The list of boy names starts out normal-weird enough with Tiger and Tucker, but quickly progresses to Prosper, Perseus, Luck, London and oh-my-god-are-you-serious Lohan. The list for girls is pretty odd, featuring Tea, Pinky, Peppa, Nirvana and Ream. For some reason, two my least favorites are the ones that are commonly associated with fashion: Dior and Vogue. It’s like when people name their kid Ferrari or Bentley; it just sort of sounds dumb.

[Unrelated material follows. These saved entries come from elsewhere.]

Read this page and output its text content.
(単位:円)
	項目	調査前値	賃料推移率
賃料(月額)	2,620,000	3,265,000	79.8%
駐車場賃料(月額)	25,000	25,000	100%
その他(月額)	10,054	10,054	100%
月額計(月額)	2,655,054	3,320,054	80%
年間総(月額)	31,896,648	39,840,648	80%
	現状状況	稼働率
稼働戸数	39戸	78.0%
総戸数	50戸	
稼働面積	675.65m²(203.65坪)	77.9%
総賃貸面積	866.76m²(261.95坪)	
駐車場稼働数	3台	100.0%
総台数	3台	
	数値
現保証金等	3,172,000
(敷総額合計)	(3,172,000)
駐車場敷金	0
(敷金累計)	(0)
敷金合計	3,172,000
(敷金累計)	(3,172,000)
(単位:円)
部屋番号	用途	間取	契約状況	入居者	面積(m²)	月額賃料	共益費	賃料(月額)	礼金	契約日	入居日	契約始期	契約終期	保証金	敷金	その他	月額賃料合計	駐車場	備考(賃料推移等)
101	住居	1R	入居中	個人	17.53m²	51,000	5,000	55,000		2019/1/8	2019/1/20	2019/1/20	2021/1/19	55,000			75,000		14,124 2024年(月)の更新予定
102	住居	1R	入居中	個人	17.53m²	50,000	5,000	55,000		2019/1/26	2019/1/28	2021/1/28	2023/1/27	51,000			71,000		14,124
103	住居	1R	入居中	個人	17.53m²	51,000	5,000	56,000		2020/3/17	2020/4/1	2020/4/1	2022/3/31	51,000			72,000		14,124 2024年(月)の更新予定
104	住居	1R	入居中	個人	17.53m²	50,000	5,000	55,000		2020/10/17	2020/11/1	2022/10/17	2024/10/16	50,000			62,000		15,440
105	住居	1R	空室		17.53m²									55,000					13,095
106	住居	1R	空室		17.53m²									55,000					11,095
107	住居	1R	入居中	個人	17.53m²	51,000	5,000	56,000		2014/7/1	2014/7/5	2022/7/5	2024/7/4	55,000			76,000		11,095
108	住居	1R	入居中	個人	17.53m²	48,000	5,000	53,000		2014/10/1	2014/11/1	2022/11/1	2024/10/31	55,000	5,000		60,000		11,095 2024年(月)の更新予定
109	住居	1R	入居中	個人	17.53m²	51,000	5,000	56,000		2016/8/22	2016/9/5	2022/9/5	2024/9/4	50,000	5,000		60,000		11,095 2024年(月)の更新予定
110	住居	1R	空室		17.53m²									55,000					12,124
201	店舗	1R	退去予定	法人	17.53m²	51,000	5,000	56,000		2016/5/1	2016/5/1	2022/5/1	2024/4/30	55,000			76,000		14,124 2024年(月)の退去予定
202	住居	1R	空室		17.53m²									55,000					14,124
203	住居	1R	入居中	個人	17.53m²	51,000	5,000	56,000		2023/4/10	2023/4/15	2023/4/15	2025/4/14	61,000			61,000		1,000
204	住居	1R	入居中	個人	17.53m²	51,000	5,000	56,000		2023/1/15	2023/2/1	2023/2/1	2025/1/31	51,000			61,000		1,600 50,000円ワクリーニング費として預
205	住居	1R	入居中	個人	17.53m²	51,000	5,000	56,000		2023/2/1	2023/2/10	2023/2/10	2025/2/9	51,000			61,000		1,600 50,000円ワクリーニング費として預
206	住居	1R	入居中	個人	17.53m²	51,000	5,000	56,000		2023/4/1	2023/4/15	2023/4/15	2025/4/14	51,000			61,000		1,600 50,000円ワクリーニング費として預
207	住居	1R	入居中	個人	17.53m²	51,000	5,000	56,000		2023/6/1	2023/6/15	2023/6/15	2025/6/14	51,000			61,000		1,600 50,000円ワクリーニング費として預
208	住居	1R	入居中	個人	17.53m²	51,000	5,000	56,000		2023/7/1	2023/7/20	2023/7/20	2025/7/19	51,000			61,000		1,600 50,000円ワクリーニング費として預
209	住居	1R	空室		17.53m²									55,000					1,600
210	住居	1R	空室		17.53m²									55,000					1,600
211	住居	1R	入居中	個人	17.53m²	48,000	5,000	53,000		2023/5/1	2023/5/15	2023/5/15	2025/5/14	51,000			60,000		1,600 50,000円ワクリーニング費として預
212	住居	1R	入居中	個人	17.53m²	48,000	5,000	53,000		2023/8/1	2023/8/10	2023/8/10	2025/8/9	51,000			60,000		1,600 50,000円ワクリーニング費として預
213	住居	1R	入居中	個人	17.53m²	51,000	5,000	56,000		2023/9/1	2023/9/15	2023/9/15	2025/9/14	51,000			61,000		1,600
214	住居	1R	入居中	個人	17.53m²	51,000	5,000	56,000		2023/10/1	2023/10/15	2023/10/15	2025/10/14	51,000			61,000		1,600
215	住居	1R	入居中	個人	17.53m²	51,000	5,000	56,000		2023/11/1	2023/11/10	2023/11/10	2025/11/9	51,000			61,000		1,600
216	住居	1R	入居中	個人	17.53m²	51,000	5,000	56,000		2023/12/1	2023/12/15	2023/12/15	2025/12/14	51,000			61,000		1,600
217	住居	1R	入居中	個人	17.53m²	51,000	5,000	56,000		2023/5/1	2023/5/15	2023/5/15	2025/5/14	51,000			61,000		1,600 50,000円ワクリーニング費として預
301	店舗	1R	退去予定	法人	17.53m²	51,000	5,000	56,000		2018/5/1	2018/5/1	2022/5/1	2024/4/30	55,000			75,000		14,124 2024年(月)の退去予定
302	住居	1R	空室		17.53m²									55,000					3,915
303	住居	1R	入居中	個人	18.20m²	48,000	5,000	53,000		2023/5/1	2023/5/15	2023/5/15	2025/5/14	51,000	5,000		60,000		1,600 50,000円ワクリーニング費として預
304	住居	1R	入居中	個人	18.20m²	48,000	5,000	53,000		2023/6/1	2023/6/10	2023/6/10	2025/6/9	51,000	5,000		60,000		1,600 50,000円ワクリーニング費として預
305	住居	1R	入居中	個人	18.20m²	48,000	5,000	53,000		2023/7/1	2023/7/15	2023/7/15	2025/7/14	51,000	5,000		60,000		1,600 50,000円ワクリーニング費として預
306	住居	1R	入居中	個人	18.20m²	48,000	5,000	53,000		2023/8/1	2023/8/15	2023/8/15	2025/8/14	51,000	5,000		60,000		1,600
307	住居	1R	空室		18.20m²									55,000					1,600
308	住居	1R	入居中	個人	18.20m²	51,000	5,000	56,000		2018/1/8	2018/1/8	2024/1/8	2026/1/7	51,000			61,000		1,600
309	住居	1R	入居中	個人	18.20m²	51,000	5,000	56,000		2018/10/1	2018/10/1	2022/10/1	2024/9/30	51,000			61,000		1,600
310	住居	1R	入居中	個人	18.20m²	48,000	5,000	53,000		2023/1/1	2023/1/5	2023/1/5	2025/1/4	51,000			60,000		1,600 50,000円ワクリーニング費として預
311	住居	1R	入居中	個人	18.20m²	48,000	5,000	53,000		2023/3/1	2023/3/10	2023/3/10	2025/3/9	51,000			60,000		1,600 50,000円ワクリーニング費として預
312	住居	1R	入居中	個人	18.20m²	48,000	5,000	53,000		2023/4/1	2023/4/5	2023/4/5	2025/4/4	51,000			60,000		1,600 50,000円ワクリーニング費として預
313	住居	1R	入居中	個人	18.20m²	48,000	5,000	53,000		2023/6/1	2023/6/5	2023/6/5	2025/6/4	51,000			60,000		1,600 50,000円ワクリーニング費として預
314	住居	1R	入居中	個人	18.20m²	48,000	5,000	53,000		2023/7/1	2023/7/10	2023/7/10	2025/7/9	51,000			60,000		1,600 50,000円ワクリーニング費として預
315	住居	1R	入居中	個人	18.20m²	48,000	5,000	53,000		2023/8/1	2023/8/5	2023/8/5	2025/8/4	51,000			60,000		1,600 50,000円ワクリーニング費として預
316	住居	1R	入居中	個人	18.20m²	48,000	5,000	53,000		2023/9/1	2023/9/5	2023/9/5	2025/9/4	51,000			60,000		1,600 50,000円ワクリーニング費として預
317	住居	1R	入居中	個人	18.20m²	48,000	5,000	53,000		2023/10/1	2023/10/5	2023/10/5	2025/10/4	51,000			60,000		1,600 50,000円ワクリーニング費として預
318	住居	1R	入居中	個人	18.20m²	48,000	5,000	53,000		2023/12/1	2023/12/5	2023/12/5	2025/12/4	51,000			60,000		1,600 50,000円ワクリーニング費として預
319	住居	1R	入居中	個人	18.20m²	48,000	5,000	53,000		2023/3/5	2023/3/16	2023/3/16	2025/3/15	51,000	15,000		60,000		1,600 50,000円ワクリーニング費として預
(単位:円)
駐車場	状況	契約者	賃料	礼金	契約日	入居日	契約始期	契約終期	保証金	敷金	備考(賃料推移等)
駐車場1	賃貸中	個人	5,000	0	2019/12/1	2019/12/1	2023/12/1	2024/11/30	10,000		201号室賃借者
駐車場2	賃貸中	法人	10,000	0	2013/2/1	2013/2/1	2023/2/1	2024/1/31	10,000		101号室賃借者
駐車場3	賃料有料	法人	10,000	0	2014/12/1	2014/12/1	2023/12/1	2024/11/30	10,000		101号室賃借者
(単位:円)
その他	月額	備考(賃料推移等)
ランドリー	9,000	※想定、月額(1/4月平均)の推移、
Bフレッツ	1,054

As we have been over in the past, some names are dealbreakers and some names are hot makers (yes, I made up that descriptive term, just go with it), but I am not sure where “Vogue” falls. Should I be writing about a human named Vogue, I would feel awkward not automatically italicizing it, but I would also feel awkward because her name would be Vogue and there is no easy nickname for that and I am a nicknaming type of person.
However, the ultimate ridiculous ones that I just can’t quit possibly understand why anybody would choose: Pepsi, Paradise, PUPPY. Puppy. Puppy. Who the eff is naming their human child Puppy? Yes, babies are often loud and excitable and pee everywhere, much like young dogs, but they do not stay that way, and long after your kid is potty-trained and can actually form words, she will still be named Puppy. And she will hate you for that.
*For the record, I am so very guilty of this and have plans to name my kid after an herbaceous plant you can put in food, so hopefully nobody thinks I’m being too harsh.